Beautiful and fragrant rose bushes in full bloom are one of the highlights of the warmer months. You have probably heard the expression “stop and smell the roses” many times before.
While this phrase means to take a moment to appreciate the beauty around you, which roses certainly represent, actually smelling roses offers many health benefits.
The use of roses for aromatherapy dates back many centuries. Some historians theorize that rose water and rose oil were first distilled in Persia around the 10th century. The cultivation of roses is thought to have occurred as early as 5,000 years ago in China. However, even before that, our ancestors could take a stroll through woodlands filled with rosebushes and reap their aromatic benefits.
Aromatherapy is a time-honored tradition because of the connection between sense of smell and the limbic system of the brain, which controls emotion and long-memories, among other functions. This is why a familiar scent can bring such a strong and vivid connection to a memory of a person, place or event, even if it occurred decades ago.
The colloquial meaning of “stop and smell the roses” is not far from the aromatherapeutic properties of roses themselves. Smelling these sweet flowers has been linked to uplifting mood, soothing anxiety and depression symptoms, balancing hormones, lowering blood pressure, relieving headaches, slowing the rate of breath and generally creating a sense of happiness and harmony.
The aroma of roses is also closely tied with aphrodisiac effects. It may also help to promote a more restful sleep and uplifting dreams when enjoyed before bedtime.
One way to gain the aromatherapy benefits of roses, besides smelling the actual flowers themselves, is to add a drop of rose essential oil into a diffuser, or combine it with a base oil such as organic, extra virgin coconut oil and using it in a massage. Rose essential oil is usually steam distilled from Damascus roses, which are considered to be the most fragrant.
When used topically, this oil can also contribute to youthful, healthy skin and fade scarring. It is sometimes diluted and taken internally, and offers antibacterial, antiviral and other properties, however, we highly recommend speaking to a natural health professional before going this route, and making sure the essential oil you have is pure and food grade if you do so.
The issue with rose essential oil is that it can be very pricey, as it takes a great number of roses to produce just a little bit of oil. It is also often imitated by synthetic imposters, so unless you know your source, it is easy to be duped by a fake rose oil. If you don’t want to invest the money in purchasing a pure, certified rose oil, one solution is to make your own version, although it will not be as potent.

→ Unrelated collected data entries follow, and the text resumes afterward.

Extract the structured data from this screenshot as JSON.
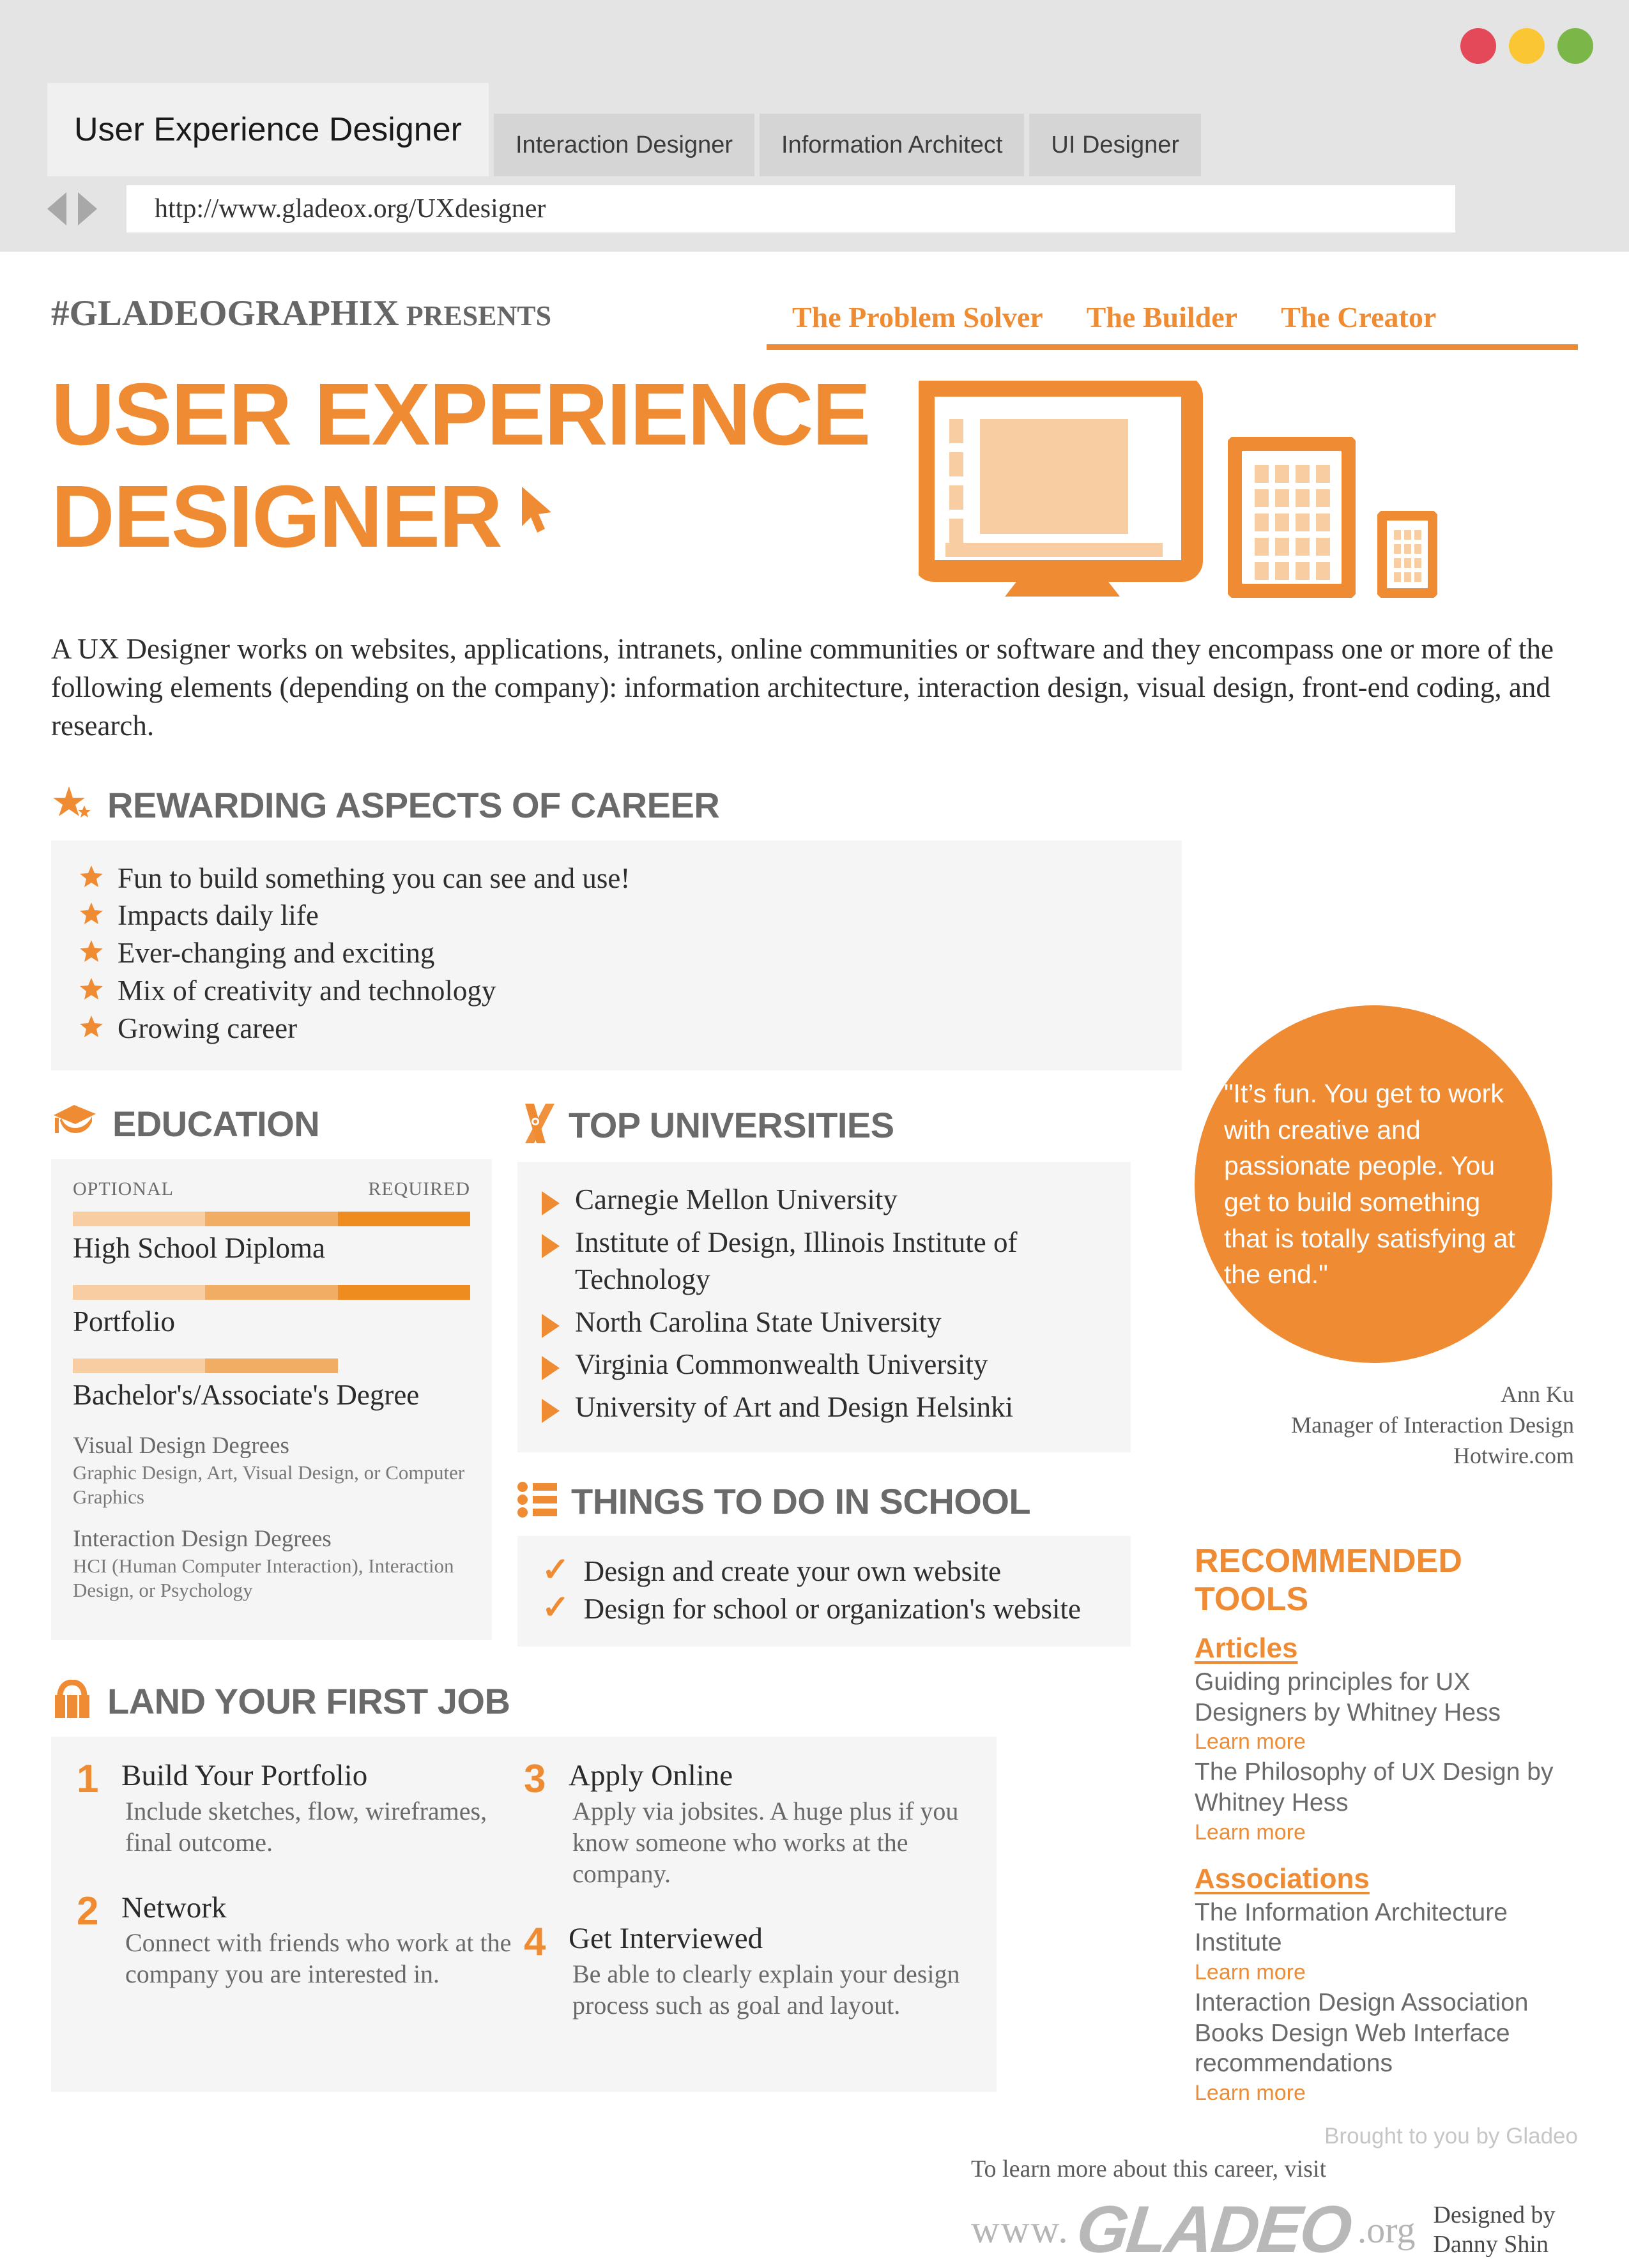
{
  "browser": {
    "tabs": [
      {
        "label": "User Experience Designer",
        "active": true
      },
      {
        "label": "Interaction Designer",
        "active": false
      },
      {
        "label": "Information Architect",
        "active": false
      },
      {
        "label": "UI Designer",
        "active": false
      }
    ],
    "url": "http://www.gladeox.org/UXdesigner",
    "window_controls": [
      "close-red",
      "minimize-yellow",
      "maximize-green"
    ]
  },
  "header": {
    "presents_brand": "#GLADEOGRAPHIX",
    "presents_word": "PRESENTS",
    "nav_links": [
      "The Problem Solver",
      "The Builder",
      "The Creator"
    ],
    "title_line1": "USER EXPERIENCE",
    "title_line2": "DESIGNER",
    "devices": [
      "monitor-icon",
      "tablet-icon",
      "phone-icon"
    ],
    "cursor": "cursor-arrow-icon"
  },
  "intro": "A UX Designer works on websites, applications, intranets, online communities or software and they encompass one or more of the following elements (depending on the company): information architecture, interaction design, visual design, front-end coding, and research.",
  "rewarding": {
    "icon": "star-icon",
    "heading": "REWARDING ASPECTS OF CAREER",
    "items": [
      "Fun to build something you can see and use!",
      "Impacts daily life",
      "Ever-changing and exciting",
      "Mix of creativity and technology",
      "Growing career"
    ]
  },
  "education": {
    "icon": "graduation-cap-icon",
    "heading": "EDUCATION",
    "scale_left": "OPTIONAL",
    "scale_right": "REQUIRED",
    "items": [
      {
        "label": "High School Diploma",
        "level": 3
      },
      {
        "label": "Portfolio",
        "level": 3
      },
      {
        "label": "Bachelor's/Associate's Degree",
        "level": 2
      }
    ],
    "degrees": [
      {
        "title": "Visual Design Degrees",
        "detail": "Graphic Design, Art, Visual Design, or Computer Graphics"
      },
      {
        "title": "Interaction Design Degrees",
        "detail": "HCI (Human Computer Interaction), Interaction Design, or Psychology"
      }
    ]
  },
  "universities": {
    "icon": "diploma-scroll-icon",
    "heading": "TOP UNIVERSITIES",
    "items": [
      "Carnegie Mellon University",
      "Institute of Design, Illinois Institute of Technology",
      "North Carolina State University",
      "Virginia Commonwealth University",
      "University of Art and Design Helsinki"
    ]
  },
  "school": {
    "icon": "list-bullets-icon",
    "heading": "THINGS TO DO IN SCHOOL",
    "items": [
      "Design and create your own website",
      "Design for school or organization's website"
    ],
    "check_glyph": "✓"
  },
  "quote": {
    "text": "\"It’s fun. You get to work with creative and passionate people. You get to build something that is totally satisfying at the end.\"",
    "author": "Ann Ku",
    "role": "Manager of Interaction Design",
    "company": "Hotwire.com"
  },
  "tools": {
    "title": "RECOMMENDED TOOLS",
    "sections": [
      {
        "label": "Articles",
        "entries": [
          {
            "text": "Guiding principles for UX Designers by Whitney Hess",
            "link": "Learn more"
          },
          {
            "text": "The Philosophy of UX Design by Whitney Hess",
            "link": "Learn more"
          }
        ]
      },
      {
        "label": "Associations",
        "entries": [
          {
            "text": "The Information Architecture Institute",
            "link": "Learn more"
          },
          {
            "text": "Interaction Design Association Books Design Web Interface recommendations",
            "link": "Learn more"
          }
        ]
      }
    ],
    "brought_by": "Brought to you by Gladeo"
  },
  "job": {
    "icon": "briefcase-icon",
    "heading": "LAND YOUR FIRST JOB",
    "steps": [
      {
        "num": "1",
        "title": "Build Your Portfolio",
        "desc": "Include sketches, flow, wireframes, final outcome."
      },
      {
        "num": "2",
        "title": "Network",
        "desc": "Connect with friends who work at the company you are interested in."
      },
      {
        "num": "3",
        "title": "Apply Online",
        "desc": "Apply via jobsites. A huge plus if you know someone who works at the company."
      },
      {
        "num": "4",
        "title": "Get Interviewed",
        "desc": "Be able to clearly explain your design process such as goal and layout."
      }
    ]
  },
  "footer": {
    "learn_more": "To learn more about this career, visit",
    "www": "www.",
    "brand": "GLADEO",
    "tld": ".org",
    "designed_by_line1": "Designed by",
    "designed_by_line2": "Danny Shin"
  },
  "colors": {
    "accent": "#ef8c33",
    "accent_light": "#f7cda1",
    "accent_mid": "#f0ad63",
    "heading_gray": "#6a6a6a",
    "body_gray": "#2e2e2e",
    "panel_bg": "#f5f5f5",
    "chrome_bg": "#e4e4e4"
  }
}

To make a rose oil, start with a clean glass mason jar (boil in water to sterilize), and add one part fresh rose petals (making sure your roses are grown without pesticides or herbicides) to two parts organic grapeseed oil. Close the jar, leave it in a sunny spot for a few days until petals just begin to brown. Finally, strain the liquid and enjoy the aroma.
Another way to enjoy roses is organic rose hip tea. This herbal tea is chock-full of vitamins A, C and E, the essential mineral zinc, and an array of antioxidants including flavonoids and tannins which work to reduce system-wide inflammation and boost the immune system. Prepare a steaming cup, slowly breathe the aroma while waiting for it to cool, then sip and savor.
Or, you could celebrate the benefits of these beautiful flowers in the simplest, most natural way possible: lean over a fragrant, blooming rose, breathe deep and smile.